Cute. But then, lots of viewers agree, so is Martin Lawrence-the guy who plays the guy on “Martin,” the Fox Broadcasting sitcom that ran episode one of the stunt last week. Lawrence also works other turf. He’s a stand-up comic with one of the raunchiest acts around, riffing about “the man-woman thing” everywhere from Radio City Music Hall (he just finished five sold-out gigs) to Home Box Office (as host of HBO’s “Def Comedy Jam”). The other Lawrence, the sitcom star, is strictly Grated. Playing a talk-radio host with a macho mouth but a sweet heart, he’s given Fox its only hit new series this season and one of TV’s top shows among teens.

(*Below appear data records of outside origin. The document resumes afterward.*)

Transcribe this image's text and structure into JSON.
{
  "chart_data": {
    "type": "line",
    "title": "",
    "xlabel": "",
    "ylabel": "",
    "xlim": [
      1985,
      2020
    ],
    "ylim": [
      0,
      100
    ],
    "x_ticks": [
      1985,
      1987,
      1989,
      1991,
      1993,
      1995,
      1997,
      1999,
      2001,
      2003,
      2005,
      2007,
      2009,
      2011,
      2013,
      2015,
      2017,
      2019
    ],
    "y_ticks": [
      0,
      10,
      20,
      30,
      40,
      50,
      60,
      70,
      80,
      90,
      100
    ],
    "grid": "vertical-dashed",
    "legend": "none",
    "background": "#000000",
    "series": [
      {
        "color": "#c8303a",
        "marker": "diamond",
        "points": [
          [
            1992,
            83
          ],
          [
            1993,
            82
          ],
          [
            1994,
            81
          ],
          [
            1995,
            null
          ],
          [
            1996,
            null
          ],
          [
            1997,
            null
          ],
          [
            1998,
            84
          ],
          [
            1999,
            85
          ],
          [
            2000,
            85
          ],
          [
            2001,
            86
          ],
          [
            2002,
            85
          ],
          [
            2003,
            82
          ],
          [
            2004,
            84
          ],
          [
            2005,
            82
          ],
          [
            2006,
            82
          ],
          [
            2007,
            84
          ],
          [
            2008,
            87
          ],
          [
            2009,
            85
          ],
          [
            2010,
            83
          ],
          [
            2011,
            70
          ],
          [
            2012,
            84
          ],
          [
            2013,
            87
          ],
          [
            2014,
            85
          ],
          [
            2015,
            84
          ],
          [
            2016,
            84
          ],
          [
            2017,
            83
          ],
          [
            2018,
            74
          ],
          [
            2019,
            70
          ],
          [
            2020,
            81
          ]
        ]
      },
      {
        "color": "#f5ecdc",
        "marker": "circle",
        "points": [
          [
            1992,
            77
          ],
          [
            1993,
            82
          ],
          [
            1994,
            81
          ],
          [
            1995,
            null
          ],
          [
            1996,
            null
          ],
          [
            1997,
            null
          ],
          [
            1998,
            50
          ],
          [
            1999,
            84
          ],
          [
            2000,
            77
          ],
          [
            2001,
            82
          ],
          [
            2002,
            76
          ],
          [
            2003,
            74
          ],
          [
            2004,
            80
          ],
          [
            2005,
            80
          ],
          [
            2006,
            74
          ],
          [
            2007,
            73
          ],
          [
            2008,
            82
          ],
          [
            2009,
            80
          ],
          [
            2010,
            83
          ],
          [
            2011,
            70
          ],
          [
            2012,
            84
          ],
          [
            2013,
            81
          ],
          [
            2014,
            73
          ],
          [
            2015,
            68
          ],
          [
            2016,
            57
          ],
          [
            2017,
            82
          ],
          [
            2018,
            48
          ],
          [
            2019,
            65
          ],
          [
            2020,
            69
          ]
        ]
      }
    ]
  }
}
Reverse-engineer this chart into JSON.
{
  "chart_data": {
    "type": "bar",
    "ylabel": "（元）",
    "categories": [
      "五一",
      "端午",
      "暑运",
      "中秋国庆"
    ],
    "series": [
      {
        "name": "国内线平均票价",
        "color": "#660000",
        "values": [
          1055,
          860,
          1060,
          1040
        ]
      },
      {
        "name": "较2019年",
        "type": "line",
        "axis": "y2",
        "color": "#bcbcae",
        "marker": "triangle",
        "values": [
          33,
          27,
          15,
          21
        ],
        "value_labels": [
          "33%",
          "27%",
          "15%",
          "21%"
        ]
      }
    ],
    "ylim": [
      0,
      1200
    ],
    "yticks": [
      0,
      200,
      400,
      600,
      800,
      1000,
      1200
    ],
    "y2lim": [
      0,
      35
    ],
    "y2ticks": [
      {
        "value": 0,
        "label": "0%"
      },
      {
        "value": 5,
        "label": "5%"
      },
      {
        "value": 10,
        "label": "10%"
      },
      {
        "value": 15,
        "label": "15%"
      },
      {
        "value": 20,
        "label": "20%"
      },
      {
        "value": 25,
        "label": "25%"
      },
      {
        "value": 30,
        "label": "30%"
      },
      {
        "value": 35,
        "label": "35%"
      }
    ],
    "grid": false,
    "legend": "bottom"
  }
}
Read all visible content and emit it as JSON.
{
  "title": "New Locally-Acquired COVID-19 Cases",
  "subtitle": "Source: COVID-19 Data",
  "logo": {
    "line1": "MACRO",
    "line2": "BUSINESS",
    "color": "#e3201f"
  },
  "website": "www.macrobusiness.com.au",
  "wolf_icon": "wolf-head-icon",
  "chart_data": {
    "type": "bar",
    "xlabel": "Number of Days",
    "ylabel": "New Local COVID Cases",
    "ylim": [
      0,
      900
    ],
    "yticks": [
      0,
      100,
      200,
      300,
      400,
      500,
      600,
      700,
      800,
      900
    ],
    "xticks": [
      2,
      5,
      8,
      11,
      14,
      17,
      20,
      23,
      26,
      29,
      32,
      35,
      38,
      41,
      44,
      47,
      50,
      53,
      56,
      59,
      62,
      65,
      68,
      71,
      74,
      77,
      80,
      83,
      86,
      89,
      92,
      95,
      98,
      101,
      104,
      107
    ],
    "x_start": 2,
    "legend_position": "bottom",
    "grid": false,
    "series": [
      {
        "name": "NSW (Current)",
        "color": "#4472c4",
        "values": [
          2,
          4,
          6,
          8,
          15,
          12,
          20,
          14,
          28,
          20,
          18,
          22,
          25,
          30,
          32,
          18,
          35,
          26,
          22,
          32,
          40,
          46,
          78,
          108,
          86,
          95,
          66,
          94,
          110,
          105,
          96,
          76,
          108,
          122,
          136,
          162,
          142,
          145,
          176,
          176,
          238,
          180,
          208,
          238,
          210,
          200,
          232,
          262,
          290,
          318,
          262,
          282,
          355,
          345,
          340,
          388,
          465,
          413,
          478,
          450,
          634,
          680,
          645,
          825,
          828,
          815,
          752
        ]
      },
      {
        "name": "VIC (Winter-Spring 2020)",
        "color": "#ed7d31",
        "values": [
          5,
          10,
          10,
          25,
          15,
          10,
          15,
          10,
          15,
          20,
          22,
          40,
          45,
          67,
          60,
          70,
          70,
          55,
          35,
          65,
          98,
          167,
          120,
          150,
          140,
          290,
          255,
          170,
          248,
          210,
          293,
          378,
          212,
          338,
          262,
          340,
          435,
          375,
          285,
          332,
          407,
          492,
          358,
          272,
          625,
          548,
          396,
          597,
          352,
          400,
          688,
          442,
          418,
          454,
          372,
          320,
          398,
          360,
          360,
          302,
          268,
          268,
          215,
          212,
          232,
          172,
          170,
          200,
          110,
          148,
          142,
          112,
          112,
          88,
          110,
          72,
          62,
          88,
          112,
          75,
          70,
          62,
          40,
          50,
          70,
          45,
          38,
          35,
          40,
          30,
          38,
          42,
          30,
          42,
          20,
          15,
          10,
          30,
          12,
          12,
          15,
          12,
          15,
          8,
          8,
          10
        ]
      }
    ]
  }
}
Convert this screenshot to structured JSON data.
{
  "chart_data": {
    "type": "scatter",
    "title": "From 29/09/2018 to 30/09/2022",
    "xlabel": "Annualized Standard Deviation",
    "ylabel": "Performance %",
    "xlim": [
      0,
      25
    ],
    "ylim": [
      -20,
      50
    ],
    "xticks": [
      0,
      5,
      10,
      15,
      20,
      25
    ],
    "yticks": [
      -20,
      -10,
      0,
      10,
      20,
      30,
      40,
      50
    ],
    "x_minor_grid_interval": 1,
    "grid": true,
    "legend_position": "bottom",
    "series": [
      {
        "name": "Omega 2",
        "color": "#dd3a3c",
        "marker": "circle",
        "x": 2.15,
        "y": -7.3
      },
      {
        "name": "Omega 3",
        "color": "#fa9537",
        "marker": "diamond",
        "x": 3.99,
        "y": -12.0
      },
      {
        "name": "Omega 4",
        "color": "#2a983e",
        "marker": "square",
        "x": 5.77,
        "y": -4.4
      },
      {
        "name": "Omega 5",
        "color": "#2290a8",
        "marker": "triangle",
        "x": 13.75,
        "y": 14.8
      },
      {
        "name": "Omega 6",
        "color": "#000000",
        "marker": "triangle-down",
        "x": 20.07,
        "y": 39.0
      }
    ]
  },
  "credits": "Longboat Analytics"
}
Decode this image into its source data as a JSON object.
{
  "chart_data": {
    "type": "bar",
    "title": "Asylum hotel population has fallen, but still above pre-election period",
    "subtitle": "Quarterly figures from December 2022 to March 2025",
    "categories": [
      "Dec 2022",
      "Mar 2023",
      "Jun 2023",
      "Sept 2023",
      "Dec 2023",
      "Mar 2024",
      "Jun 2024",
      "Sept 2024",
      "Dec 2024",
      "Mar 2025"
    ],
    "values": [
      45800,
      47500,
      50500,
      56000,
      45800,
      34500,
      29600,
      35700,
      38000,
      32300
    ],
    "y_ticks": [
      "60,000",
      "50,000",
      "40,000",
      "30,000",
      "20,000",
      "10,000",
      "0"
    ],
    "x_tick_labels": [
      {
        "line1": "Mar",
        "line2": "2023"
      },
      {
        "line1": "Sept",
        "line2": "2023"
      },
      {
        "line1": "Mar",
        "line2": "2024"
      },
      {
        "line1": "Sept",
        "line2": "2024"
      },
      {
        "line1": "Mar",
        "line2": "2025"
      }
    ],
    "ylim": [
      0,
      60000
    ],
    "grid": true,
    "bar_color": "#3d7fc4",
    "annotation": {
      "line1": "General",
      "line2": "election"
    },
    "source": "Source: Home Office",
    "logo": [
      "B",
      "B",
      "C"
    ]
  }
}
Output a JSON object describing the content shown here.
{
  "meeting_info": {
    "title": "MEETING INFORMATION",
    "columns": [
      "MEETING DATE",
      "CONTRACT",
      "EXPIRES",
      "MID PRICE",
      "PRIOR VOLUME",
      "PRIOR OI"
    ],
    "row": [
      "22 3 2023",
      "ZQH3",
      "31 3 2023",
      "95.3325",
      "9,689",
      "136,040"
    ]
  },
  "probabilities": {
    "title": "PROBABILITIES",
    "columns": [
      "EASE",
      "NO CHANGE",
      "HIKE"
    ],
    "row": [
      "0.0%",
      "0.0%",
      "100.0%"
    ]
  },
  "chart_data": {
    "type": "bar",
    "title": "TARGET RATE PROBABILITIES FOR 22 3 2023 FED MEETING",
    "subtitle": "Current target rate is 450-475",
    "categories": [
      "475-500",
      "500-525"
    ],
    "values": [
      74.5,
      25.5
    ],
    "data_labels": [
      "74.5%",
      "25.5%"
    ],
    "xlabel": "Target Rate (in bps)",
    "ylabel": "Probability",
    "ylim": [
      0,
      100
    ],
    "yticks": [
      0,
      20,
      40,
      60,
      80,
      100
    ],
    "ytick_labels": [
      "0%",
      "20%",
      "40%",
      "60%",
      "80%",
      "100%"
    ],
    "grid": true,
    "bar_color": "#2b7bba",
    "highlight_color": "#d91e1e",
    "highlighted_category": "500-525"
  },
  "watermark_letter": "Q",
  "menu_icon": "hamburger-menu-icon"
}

No wonder he’s being hailed-perhaps all too inevitably-as a young Pryor, another Murphy, even the next Arsenio.

Heady stuff for someone who, just a few years ago, was playing a Greenwich Village park for handouts from passersby. But the former class cutup also tore up enough comedy clubs to score some movie parts: a wino-hassling home boy in “Do the Right Thing,” a signifying deejay in “House Party,” a rising comic in “Talkin’ Dirty After Dark” and Eddie Murphy’s randy buddy in “Boomerang.” Timing helped, too. Lawrence is riding the same wave that’s carried a slew of young African-American comedians to TV, including close friends Chris Rock (“Saturday Night Live”) and Tommy Davidson (“In Living Color”). Along the way, though, Lawrence took an implicit shot from Bill Cosby, who complained that shows like “Martin” reinforce the stereotype of young black men as oversexed buffoons. Counters Lawrence: “When I heard that, I thought: ‘Wow, Cosby, you ought to look at where you’d be if no one gave you a chance.’ He should be happy for the young talent. We’re not always going to put out the best message, but we put out what we know about.”

That, of course, hardly rebuts the Cos’s charge. Still, the message of “Martin”-and what probably accounts for its huge teen following-is engagingly unique. The show’s leading man poignantly struggles to be just that: the man. That sometimes works around Martin’s doofus corner cronies, but never with his girlfriend (Tisha Campbell), who’s smart enough to see through his macho bluster and loving enough to nail him for it: “You’re not in third grade anymore. You’re in a relationship.” In Lawrence’s words, “They’re a real young black couple.” What sitcom has ever shown us that? However Fox’s phone poll comes out, “Martin”-and Martin-are already winners.